To do God's will essentially means to turn completely away from sin—

that is, our functional narcissism. In psychological terms, this

necessitates several elements:

• Loving God more than anything, or anyone, in this world

• Treating others with mercy and forgiveness

• Putting aside all aggression and competitive behavior

• Renouncing your pride in order to live in spiritual humility (see

below)

• Conducting all of your interpersonal relationships with

psychological honesty

• Living in sexual purity by not making others into mere objects

for your personal pleasure

If you truly seek healing, then, and if you have the courage,

accept the active and passive purgation of the senses in The Dark

Night [2] and turn from everything in your mind and heart that

misses the point about true love.

This may sound a bit ascetic, and it is. But it is not a matter of

masochism or self-punishment. And there is no room in it for hatred.

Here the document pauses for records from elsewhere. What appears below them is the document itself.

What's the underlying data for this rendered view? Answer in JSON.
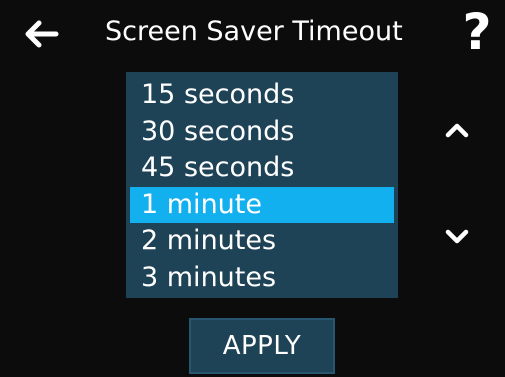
{
  "header": {
    "title": "Screen Saver Timeout",
    "back_icon": "arrow-left-icon",
    "help_label": "?"
  },
  "options": {
    "items": [
      {
        "label": "15 seconds"
      },
      {
        "label": "30 seconds"
      },
      {
        "label": "45 seconds"
      },
      {
        "label": "1 minute"
      },
      {
        "label": "2 minutes"
      },
      {
        "label": "3 minutes"
      }
    ],
    "selected": "1 minute"
  },
  "scroll": {
    "up_icon": "chevron-up-icon",
    "down_icon": "chevron-down-icon"
  },
  "actions": {
    "apply_label": "APPLY"
  },
  "colors": {
    "background": "#0c0c0c",
    "panel": "#1e4256",
    "selected": "#12b0ee",
    "text": "#ffffff"
  }
}
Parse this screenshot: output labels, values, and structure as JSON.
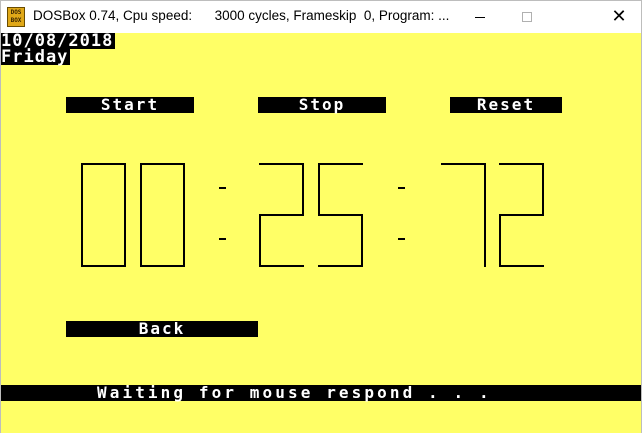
{
  "window": {
    "title": "DOSBox 0.74, Cpu speed:      3000 cycles, Frameskip  0, Program: ...",
    "icon_label_line1": "DOS",
    "icon_label_line2": "BOX",
    "icon": "dosbox-icon",
    "minimize_icon": "minimize-icon",
    "maximize_icon": "maximize-icon",
    "close_icon": "close-icon",
    "close_glyph": "✕"
  },
  "screen": {
    "background": "#ffff66",
    "date": "10/08/2018",
    "day": "Friday",
    "buttons": {
      "start": "Start",
      "stop": "Stop",
      "reset": "Reset",
      "back": "Back"
    },
    "timer": {
      "hours": "00",
      "minutes": "25",
      "seconds": "72",
      "separator": ":"
    },
    "status": "Waiting for mouse respond . . ."
  }
}
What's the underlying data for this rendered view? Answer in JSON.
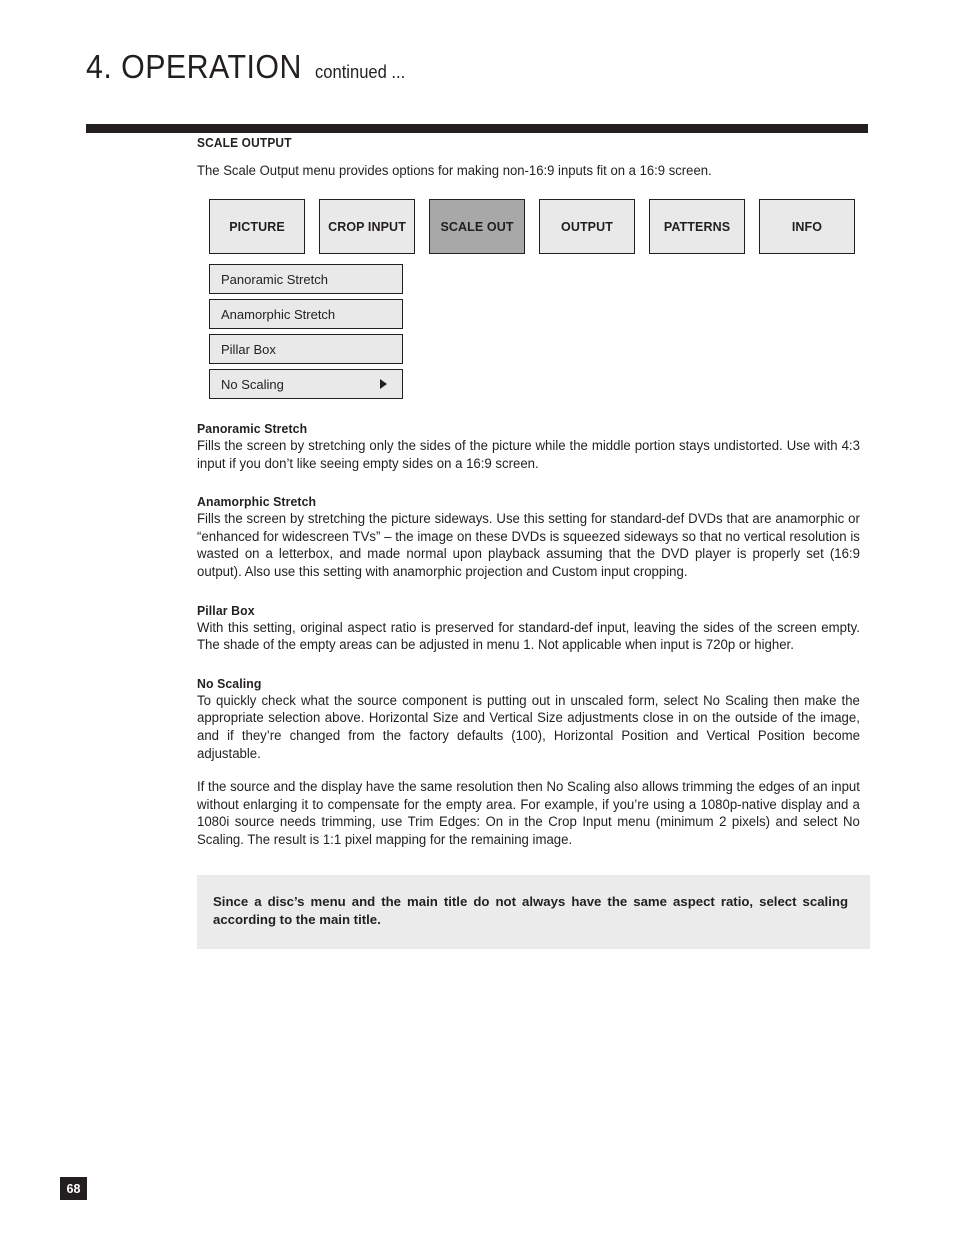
{
  "header": {
    "chapter": "4. OPERATION",
    "continued": "continued ..."
  },
  "section": {
    "title": "SCALE OUTPUT",
    "intro": "The Scale Output menu provides options for making non-16:9 inputs fit on a 16:9 screen."
  },
  "menu_tabs": [
    {
      "label": "PICTURE",
      "selected": false
    },
    {
      "label": "CROP INPUT",
      "selected": false
    },
    {
      "label": "SCALE OUT",
      "selected": true
    },
    {
      "label": "OUTPUT",
      "selected": false
    },
    {
      "label": "PATTERNS",
      "selected": false
    },
    {
      "label": "INFO",
      "selected": false
    }
  ],
  "submenu": [
    {
      "label": "Panoramic Stretch",
      "arrow": false
    },
    {
      "label": "Anamorphic Stretch",
      "arrow": false
    },
    {
      "label": "Pillar Box",
      "arrow": false
    },
    {
      "label": "No Scaling",
      "arrow": true
    }
  ],
  "blocks": [
    {
      "heading": "Panoramic Stretch",
      "paragraphs": [
        "Fills the screen by stretching only the sides of the picture while the middle portion stays undistorted. Use with 4:3 input if you don’t like seeing empty sides on a 16:9 screen."
      ]
    },
    {
      "heading": "Anamorphic Stretch",
      "paragraphs": [
        "Fills the screen by stretching the picture sideways. Use this setting for standard-def DVDs that are anamorphic or “enhanced for widescreen TVs” – the image on these DVDs is squeezed sideways so that no vertical resolution is wasted on a letterbox, and made normal upon playback assuming that the DVD player is properly set (16:9 output). Also use this setting with anamorphic projection and Custom input cropping."
      ]
    },
    {
      "heading": "Pillar Box",
      "paragraphs": [
        "With this setting, original aspect ratio is preserved for standard-def input, leaving the sides of the screen empty. The shade of the empty areas can be adjusted in menu 1. Not applicable when input is 720p or higher."
      ]
    },
    {
      "heading": "No Scaling",
      "paragraphs": [
        "To quickly check what the source component is putting out in unscaled form, select No Scaling then make the appropriate selection above. Horizontal Size and Vertical Size adjustments close in on the outside of the image, and if they’re changed from the factory defaults (100), Horizontal Position and Vertical Position become adjustable.",
        "If the source and the display have the same resolution then No Scaling also allows trimming the edges of an input without enlarging it to compensate for the empty area. For example, if you’re using a 1080p-native display and a 1080i source needs trimming, use Trim Edges: On in the Crop Input menu (minimum 2 pixels) and select No Scaling. The result is 1:1 pixel mapping for the remaining image."
      ]
    }
  ],
  "callout": {
    "text": "Since a disc’s menu and the main title do not always have the same aspect ratio, select scaling according to the main title."
  },
  "folio": {
    "page_number": "68"
  },
  "colors": {
    "ink": "#231f20",
    "button_fill": "#e9e9e9",
    "button_selected_fill": "#a8a8a8",
    "callout_fill": "#ebebeb"
  }
}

Asceticism actually comes from opening your eyes to see the fraud of

the world around you. Asceticism is grounded in pure love for the

very truth that human vanity obscures and defiles. It simply means

that you willingly surrender all your worldly defenses against your

essential vulnerability in order to face that vulnerability with no

protection other than true love.

 

False Spirituality

 

 

True spirituality expressed in religion—that is, faithful service

to God through devout worship—requires complete denial of the

psychological " self " and a profound absorption in divine love. It's

not an easy process, and it doesn't work by magic—that is, simply by

claiming to believe in something.

Unfortunately, there are many persons who don't want to do the hard

work of self-denial. So, sad to say, they take up superficial

religious sentiments as an unconscious way to hide their own fears

of abandonment and loneliness. Terrified of their own psychological

darkness, they pervert religion into a desperate attempt to " feel

good " about themselves—to validate their pride and their

perversions, not to cleanse their hearts and souls of all that is

unholy.

They might act like pious members of their communities, but deep

inside some part of them holds a dark resentment that the world has

not given them the recognition that they secretly crave. And one way

or another—through disobedience, through terrorism, or through

sexual scandal—their façade crumbles. They talked the talk all

right, but they didn't know the first thing about real love. In

fact, they feared love all along and were blind to their own

blindness.

And so they were blind to genuine religion.